From zombie stock to AI party guest
SanDisk’s glow-up has been ridiculous. The stock has sprinted from $36 to $1,590 in a year, and the company’s latest numbers help explain why: fiscal third-quarter revenue jumped 251% year over year, while data center revenue vaulted about 645%.
That’s not a typo. The AI buildout is still hoovering up memory and storage, and SanDisk is getting pulled into the gravity well.
Why investors are suddenly paying attention
When a company goes from “nice, but sleepy” to “wait, is this a core AI pick?” in a single year, the market tends to get very chatty. The big story here isn’t just the top-line growth — it’s that the revenue mix is shifting toward data centers, where demand tends to be stickier and more strategic.

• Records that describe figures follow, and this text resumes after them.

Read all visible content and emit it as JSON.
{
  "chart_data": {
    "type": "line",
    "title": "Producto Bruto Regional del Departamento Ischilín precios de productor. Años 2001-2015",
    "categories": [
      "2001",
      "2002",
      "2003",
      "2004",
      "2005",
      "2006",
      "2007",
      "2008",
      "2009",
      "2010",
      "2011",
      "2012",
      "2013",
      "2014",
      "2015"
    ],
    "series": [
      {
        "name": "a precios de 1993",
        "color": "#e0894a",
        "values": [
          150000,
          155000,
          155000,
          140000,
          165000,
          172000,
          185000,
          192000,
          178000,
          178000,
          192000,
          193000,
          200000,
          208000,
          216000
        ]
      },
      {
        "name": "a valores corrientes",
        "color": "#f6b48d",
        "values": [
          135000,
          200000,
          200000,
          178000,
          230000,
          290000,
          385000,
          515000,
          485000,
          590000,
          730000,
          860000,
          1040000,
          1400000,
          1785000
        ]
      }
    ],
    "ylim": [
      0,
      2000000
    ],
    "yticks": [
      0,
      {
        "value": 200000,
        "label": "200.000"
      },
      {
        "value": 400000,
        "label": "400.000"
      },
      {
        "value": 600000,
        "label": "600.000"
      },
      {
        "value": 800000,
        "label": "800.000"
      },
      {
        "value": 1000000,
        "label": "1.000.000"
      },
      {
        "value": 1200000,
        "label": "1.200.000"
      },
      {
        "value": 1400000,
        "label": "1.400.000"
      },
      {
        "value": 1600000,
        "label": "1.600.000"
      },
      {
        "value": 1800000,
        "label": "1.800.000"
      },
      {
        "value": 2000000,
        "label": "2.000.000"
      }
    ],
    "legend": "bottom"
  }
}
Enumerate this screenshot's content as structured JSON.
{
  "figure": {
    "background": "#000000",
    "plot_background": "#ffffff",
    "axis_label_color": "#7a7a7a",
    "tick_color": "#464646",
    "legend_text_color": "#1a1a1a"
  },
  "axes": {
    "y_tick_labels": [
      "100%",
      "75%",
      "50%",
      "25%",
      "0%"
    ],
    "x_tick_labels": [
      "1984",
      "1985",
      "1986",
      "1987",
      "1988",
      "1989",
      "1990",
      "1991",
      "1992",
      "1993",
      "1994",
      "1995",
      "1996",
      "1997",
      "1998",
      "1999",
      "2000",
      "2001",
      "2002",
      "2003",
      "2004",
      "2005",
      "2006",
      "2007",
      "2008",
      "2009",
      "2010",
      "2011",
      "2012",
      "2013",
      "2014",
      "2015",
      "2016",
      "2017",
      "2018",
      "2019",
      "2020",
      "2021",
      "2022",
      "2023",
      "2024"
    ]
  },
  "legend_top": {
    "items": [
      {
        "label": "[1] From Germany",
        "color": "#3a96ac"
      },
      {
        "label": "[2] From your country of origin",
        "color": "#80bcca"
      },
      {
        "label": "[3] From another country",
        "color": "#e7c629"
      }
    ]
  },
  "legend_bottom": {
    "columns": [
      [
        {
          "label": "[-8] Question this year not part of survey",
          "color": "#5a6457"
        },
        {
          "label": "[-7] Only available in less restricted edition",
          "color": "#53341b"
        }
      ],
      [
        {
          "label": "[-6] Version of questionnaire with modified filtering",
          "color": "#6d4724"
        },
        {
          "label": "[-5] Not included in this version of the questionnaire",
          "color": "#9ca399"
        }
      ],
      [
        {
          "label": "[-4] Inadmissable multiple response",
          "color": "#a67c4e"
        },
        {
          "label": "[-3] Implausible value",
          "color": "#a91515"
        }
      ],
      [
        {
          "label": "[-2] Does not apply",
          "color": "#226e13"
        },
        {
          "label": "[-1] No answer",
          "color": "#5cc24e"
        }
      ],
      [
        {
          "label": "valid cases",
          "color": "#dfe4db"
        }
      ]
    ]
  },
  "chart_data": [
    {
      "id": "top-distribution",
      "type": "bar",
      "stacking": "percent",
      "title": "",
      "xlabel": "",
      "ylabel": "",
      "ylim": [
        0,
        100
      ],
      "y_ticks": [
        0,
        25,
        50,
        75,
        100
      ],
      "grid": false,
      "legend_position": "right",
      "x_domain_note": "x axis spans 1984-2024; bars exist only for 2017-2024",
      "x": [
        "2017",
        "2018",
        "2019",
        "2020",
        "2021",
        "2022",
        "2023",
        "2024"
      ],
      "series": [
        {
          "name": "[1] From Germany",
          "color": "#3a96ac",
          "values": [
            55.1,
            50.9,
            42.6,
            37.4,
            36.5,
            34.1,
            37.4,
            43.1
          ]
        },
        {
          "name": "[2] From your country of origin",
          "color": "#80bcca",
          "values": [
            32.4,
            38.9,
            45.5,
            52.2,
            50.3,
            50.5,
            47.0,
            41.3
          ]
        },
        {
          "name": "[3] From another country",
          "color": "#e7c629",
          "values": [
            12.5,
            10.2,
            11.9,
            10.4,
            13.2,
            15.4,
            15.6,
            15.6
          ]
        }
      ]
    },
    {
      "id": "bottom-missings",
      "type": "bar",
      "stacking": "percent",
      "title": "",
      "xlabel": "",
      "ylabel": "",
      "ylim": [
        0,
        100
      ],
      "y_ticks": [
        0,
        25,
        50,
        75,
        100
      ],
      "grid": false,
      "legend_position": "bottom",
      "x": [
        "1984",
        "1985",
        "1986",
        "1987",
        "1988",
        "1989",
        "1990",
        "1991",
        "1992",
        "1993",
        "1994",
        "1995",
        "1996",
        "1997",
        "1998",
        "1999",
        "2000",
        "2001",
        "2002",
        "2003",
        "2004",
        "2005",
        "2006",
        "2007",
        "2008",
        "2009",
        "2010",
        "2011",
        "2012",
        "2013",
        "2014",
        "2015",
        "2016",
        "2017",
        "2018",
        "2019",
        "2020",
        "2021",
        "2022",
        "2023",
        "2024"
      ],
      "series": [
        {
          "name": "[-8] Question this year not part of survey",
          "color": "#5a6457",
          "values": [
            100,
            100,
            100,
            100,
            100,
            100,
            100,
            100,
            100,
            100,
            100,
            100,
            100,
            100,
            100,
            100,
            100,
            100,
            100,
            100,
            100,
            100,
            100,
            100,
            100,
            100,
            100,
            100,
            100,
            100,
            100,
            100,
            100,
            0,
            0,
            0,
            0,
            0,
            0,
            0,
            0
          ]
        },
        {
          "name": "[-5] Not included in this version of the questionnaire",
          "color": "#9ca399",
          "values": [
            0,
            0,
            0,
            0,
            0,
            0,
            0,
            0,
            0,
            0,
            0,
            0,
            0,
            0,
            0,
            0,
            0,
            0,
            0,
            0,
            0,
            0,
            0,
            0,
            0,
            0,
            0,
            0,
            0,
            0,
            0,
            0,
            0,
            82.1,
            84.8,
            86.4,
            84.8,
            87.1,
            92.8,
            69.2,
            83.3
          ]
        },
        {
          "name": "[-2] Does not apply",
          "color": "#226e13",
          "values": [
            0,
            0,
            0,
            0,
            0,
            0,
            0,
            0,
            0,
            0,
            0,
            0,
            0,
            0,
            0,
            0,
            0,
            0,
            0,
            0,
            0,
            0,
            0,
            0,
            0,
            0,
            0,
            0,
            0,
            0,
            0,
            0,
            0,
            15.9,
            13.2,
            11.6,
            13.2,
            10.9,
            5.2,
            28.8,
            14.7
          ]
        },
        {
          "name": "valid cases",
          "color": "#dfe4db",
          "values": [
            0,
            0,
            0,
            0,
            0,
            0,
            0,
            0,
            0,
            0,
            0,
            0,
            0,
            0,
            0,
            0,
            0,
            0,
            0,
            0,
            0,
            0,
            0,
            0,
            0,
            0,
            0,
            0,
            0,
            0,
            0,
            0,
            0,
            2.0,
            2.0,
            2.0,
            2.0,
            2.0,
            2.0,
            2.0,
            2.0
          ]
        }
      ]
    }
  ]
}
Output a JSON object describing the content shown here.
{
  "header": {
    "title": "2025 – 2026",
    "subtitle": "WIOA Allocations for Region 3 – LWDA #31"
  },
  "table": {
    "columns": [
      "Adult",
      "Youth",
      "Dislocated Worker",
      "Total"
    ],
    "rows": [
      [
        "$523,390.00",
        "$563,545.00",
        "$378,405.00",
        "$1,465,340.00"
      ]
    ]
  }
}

What that means for your portfolio:
- AI servers need more memory and storage, and that demand is still running hot
- Data center revenue growing way faster than the overall business is the kind of trend bulls love to point at
- A stock that already ran this hard now has to keep proving the story is real, not just hype in a blazer
The catch: expectations are now enormous
This is where the plot thickens. Once a stock has already gone vertical, the market starts acting like a picky restaurant critic — it doesn’t just want good, it wants unforgettable. SanDisk now has to keep delivering growth that justifies a valuation people would’ve called science fiction a year ago.
Big picture: SanDisk is no longer trading like a dusty storage name. It’s trading like one of the more obvious beneficiaries of the AI memory boom, and that makes every earnings print feel a lot more important than your average quarterly report.